Poker is played with a standard deck of 52 cards (some variant games add extra jokers). The cards are ranked from high to low: Ace, King, Queen, Jack, 10, 9, 8, 7, 6, 5, 4, 3. Each player gets two personal cards and five community cards. The highest poker hand wins the pot. Depending on the game, you may also draw replacement cards for your community ones.
The first player to act in each betting interval, as designated by the rules of the specific Poker variant you are playing, puts in chips representing money into the pot. Players who follow him must either call or fold their hand. When the final betting interval ends, the players show their cards and the player with the best hand takes the pot.

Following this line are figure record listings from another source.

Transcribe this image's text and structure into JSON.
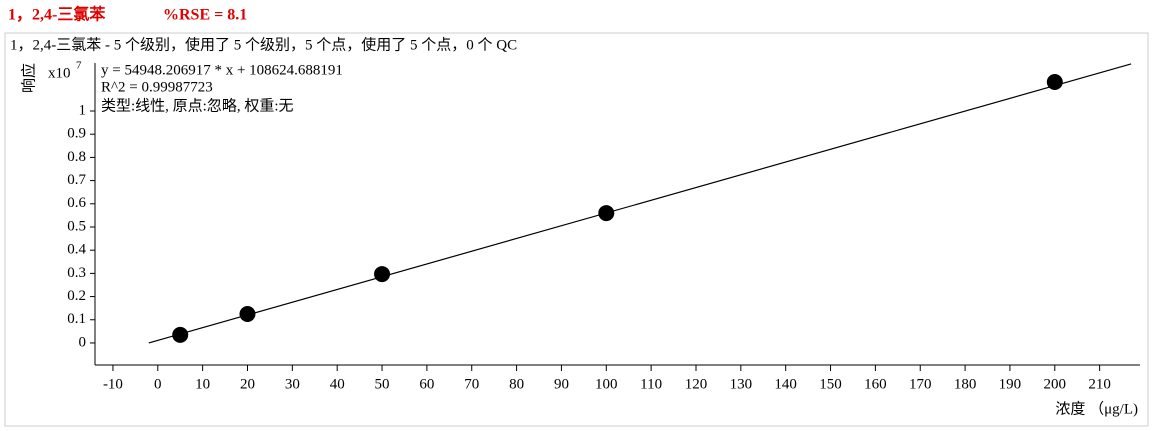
{
  "header": {
    "compound": "1，2,4-三氯苯",
    "rse": "%RSE = 8.1"
  },
  "chart_data": {
    "type": "scatter",
    "subtitle": "1，2,4-三氯苯 - 5 个级别，使用了 5 个级别，5 个点，使用了 5 个点，0 个 QC",
    "annotations": [
      "y = 54948.206917 * x   + 108624.688191",
      "R^2 = 0.99987723",
      "类型:线性, 原点:忽略, 权重:无"
    ],
    "ylabel": "响应",
    "y_scale_base": "x10",
    "y_scale_exponent": "7",
    "xlabel": "浓度 （μg/L)",
    "x": [
      5,
      20,
      50,
      100,
      200
    ],
    "values": [
      0.035,
      0.125,
      0.297,
      0.56,
      1.125
    ],
    "color": "#000000",
    "fit": {
      "x": [
        -2,
        217
      ],
      "values": [
        0.0,
        1.203
      ],
      "color": "#000000"
    },
    "xlim": [
      -14,
      219
    ],
    "ylim": [
      -0.095,
      1.207
    ],
    "xticks": [
      -10,
      0,
      10,
      20,
      30,
      40,
      50,
      60,
      70,
      80,
      90,
      100,
      110,
      120,
      130,
      140,
      150,
      160,
      170,
      180,
      190,
      200,
      210
    ],
    "yticks": [
      0,
      0.1,
      0.2,
      0.3,
      0.4,
      0.5,
      0.6,
      0.7,
      0.8,
      0.9,
      1
    ]
  }
}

Aggression is a vital part of the game, but you have to be wise about it. If you play too aggressively, the other players will pick up on it and raise their own bets. This is bad for your win rate. Play your strong value hands and make sensible bluffs, but be careful not to overthink and arrive at the wrong conclusions about other people’s calling range.
When you play in position, you gain more information about the opponents’ holdings and have more control over how much money you put into the pot. You should raise when your opponent is betting aggressively, but be careful not to overdo it. It is also important to learn how to read other players’ tells. These are not only their nervous habits like fiddling with their chips or wearing a ring, but also the way they play their cards and when they make certain calls.